We also sampled a random set of markers corresponding to the number of QTL detected in the QTL mapping scans, and used this random set of markers to predict the phenotypic performance by applying fivefold cross-validation. Our finding that using significant marker–trait associations did lead to only marginal higher accuracy of prediction of FHB resistance in comparison with the random set of markers was surprising (Figure 5). It clearly indicated that the contribution of genetic relatedness to the prediction ability of significant markers is far from negligible. To confirm that, we compared the correlations between Rogers’ distances among the 372 lines estimated using full marker data set and that based on significant markers detected in the association mapping scan. We observed significant correlations that amounted to 0.28 (P<0.001) with only 4 significant SSR markers and 0.24 (P<0.001) with 21 significant SNP markers in the 9k array. Hence, our analysis underlined that genetic relatedness has a key role in the prediction of FHB resistance in marker-assisted selection. We further substantiated our results applying simulations (Figure 6). As a consequence, relatedness must be taken into account when interpreting the results on the genetic architecture of complex traits in genome-wide association mapping studies.
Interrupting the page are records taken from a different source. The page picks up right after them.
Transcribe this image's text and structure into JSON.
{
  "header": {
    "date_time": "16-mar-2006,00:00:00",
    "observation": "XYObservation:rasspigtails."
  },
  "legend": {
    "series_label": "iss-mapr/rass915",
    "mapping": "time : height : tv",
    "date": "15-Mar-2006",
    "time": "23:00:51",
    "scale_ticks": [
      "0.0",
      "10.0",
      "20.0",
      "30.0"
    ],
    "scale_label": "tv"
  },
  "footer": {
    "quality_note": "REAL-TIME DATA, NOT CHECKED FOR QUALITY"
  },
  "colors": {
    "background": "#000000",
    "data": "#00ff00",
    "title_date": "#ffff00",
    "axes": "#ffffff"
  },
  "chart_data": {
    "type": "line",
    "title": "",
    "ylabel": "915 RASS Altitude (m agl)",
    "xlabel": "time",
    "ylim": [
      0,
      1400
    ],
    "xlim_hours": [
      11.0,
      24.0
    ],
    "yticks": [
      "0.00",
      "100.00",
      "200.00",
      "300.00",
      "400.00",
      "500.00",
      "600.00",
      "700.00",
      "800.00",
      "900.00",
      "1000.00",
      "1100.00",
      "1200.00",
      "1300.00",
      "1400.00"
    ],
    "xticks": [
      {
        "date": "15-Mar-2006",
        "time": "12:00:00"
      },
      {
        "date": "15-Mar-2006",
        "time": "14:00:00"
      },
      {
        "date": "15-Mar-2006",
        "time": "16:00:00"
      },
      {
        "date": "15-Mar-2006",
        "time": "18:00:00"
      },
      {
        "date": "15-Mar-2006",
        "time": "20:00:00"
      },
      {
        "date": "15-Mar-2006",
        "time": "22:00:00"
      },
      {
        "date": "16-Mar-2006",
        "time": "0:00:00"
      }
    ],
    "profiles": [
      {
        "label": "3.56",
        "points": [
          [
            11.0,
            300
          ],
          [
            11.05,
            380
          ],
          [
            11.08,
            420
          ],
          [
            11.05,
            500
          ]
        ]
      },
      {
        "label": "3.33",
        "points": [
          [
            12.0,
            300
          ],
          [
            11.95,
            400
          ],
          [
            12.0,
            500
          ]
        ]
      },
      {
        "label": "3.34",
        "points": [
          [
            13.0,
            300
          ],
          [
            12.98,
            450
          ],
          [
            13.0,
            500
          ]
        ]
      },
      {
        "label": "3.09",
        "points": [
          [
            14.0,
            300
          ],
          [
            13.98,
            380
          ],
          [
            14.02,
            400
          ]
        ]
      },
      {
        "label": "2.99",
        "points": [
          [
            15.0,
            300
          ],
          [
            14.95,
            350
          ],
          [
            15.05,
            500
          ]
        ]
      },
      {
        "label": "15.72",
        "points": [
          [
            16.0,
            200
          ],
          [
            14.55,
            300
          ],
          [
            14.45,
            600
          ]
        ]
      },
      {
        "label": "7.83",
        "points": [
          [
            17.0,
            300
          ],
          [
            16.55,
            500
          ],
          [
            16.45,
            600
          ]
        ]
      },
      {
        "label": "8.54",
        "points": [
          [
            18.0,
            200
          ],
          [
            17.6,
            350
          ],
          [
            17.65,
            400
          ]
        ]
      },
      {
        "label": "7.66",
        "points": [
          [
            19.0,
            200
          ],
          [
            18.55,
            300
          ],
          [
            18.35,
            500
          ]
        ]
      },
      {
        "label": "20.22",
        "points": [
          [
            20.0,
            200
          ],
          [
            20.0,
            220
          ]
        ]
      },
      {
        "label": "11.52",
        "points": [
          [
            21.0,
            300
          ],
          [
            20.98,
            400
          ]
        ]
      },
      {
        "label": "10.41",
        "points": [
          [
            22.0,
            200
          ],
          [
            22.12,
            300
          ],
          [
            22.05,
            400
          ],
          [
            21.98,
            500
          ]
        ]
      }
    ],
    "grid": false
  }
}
Influence of marker system and biometrical model on the accuracy of prediction in genomic selection

The non-linear, semi-parametric RKHSR has the potential to capture complex interactions better than RR-BLUP and Bayes-Cπ assuming linear relationships between phenotype and genotype (de los Campos et al., 2010). Previous genome-wide association mapping studies suggested presence of epistatic effects for FHB resistance (Miedaner et al., 2012). Thus, it is tempting to speculate that RKHSR outperforms RR-BLUP and Bayes-Cπ as observed in several previous genomic selection studies (Crossa et al., 2010, 2011; de los Campos et al., 2010; Heslot et al., 2012). In contrast to this expectation, however, no significant differences among the accuracies of the three applied genomic selection models were observed (Table 3). The variation of the accuracy of prediction of the applied genomic selection models across the different cross-validation scenarios also did not differ. Consequently, RR-BLUP, the model with the lowest requirement on computational time, seems to be the most promising model for implementation of genomic selection for FHB resistance in wheat breeding programs.
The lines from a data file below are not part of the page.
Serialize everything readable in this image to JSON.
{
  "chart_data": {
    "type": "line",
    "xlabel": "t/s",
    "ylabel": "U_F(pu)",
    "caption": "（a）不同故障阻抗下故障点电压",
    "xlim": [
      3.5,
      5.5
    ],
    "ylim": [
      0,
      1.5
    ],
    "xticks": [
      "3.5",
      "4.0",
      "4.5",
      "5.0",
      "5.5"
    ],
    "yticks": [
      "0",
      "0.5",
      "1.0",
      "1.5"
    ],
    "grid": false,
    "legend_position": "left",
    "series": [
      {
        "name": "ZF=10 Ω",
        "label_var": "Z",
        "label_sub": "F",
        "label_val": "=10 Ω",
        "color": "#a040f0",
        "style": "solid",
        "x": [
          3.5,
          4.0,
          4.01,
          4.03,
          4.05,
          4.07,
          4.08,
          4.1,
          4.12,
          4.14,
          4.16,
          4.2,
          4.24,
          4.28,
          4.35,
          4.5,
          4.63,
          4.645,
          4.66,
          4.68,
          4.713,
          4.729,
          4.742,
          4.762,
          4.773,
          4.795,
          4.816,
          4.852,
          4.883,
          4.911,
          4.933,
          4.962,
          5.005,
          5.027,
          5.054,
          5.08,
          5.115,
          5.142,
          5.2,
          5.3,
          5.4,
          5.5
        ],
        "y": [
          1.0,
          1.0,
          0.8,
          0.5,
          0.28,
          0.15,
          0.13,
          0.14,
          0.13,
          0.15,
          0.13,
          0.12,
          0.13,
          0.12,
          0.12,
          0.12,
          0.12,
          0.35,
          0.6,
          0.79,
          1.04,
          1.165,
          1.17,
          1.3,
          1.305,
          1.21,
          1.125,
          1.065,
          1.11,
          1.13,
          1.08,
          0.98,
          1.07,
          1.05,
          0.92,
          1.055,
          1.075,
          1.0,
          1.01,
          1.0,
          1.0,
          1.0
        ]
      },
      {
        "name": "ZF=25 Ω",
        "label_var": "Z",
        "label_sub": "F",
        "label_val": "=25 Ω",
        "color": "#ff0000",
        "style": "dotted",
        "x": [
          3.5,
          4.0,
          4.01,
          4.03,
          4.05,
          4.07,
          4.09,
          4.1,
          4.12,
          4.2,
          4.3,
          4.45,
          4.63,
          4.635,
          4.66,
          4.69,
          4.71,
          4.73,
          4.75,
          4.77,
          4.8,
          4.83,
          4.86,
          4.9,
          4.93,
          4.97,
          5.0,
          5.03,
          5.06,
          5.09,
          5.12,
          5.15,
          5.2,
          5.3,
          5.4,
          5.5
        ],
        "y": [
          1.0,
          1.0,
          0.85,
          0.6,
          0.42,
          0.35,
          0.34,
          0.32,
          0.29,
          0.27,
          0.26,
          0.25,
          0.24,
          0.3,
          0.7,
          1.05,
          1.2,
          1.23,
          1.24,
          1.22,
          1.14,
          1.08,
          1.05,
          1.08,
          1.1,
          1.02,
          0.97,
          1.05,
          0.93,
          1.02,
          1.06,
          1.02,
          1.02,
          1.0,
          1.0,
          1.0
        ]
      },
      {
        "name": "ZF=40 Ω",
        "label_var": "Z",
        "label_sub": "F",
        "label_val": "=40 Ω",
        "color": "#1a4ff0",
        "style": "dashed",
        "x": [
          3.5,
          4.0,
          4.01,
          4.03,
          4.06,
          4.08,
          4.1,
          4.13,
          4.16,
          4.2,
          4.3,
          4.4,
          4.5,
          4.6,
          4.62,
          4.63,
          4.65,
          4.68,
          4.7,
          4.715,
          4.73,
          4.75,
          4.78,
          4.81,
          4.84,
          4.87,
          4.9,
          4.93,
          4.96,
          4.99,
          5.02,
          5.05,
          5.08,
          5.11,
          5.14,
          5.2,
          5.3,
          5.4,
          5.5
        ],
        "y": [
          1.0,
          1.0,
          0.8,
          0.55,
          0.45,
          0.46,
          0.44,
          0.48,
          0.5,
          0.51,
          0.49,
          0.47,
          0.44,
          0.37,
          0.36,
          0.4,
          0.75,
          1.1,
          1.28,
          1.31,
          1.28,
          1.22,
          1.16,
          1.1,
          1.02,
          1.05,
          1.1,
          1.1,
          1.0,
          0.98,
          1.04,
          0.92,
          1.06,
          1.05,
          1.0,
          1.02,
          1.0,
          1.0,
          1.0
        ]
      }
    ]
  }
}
Genomic selection exploits to a large extent the relatedness among the plant material in estimation and test sets to predict the phenotypic performance. In total, 29% of the variation in Rogers’ distances observed with the 90k SNP array cannot be explained with the SSR marker data (Table 1). Thus, the choice of the marker set is expected to impact the accuracy of genomic selection. In addition, the bootstrap analyses of the principal component analyses revealed a more complex population structure for the SSR as compared with the SNP arrays (Figure 2). This slightly different picture is expected because of the different nature of SNP versus SSR markers, with SSR markers possessing a higher resolution to unravel the more recent population history (Würschum et al., 2013). Consequently, it is surprising that we did not observe differences in accuracies of prediction of the different marker systems. One possible explanation for the similar accuracies of prediction of the different marker systems is that the true relationship matrix for the 372 wheat lines lies in between the two matrices estimated with the SSR markers or the two SNP arrays. This would lead to similar accuracies of prediction of SSR and SNP marker data.

Conclusions

Our cross-validation study clearly underlined that the accuracy of prediction of marker-assisted selection is strongly influenced by relatedness. This was confirmed applying computer simulations. Our findings, however, also showed that relatedness can be better exploited by applying genomic selection instead of marker-assisted selection. Marker density had only a marginal impact on the prediction accuracy of genomic selection. Consequently, genomic selection as an attractive complementation to phenotypic selection of FHB resistance can be most efficiently implemented based on low- to medium-density marker panels.

Data Archiving

Relevant data sets have been added as Supplementary Tables S1 and S2.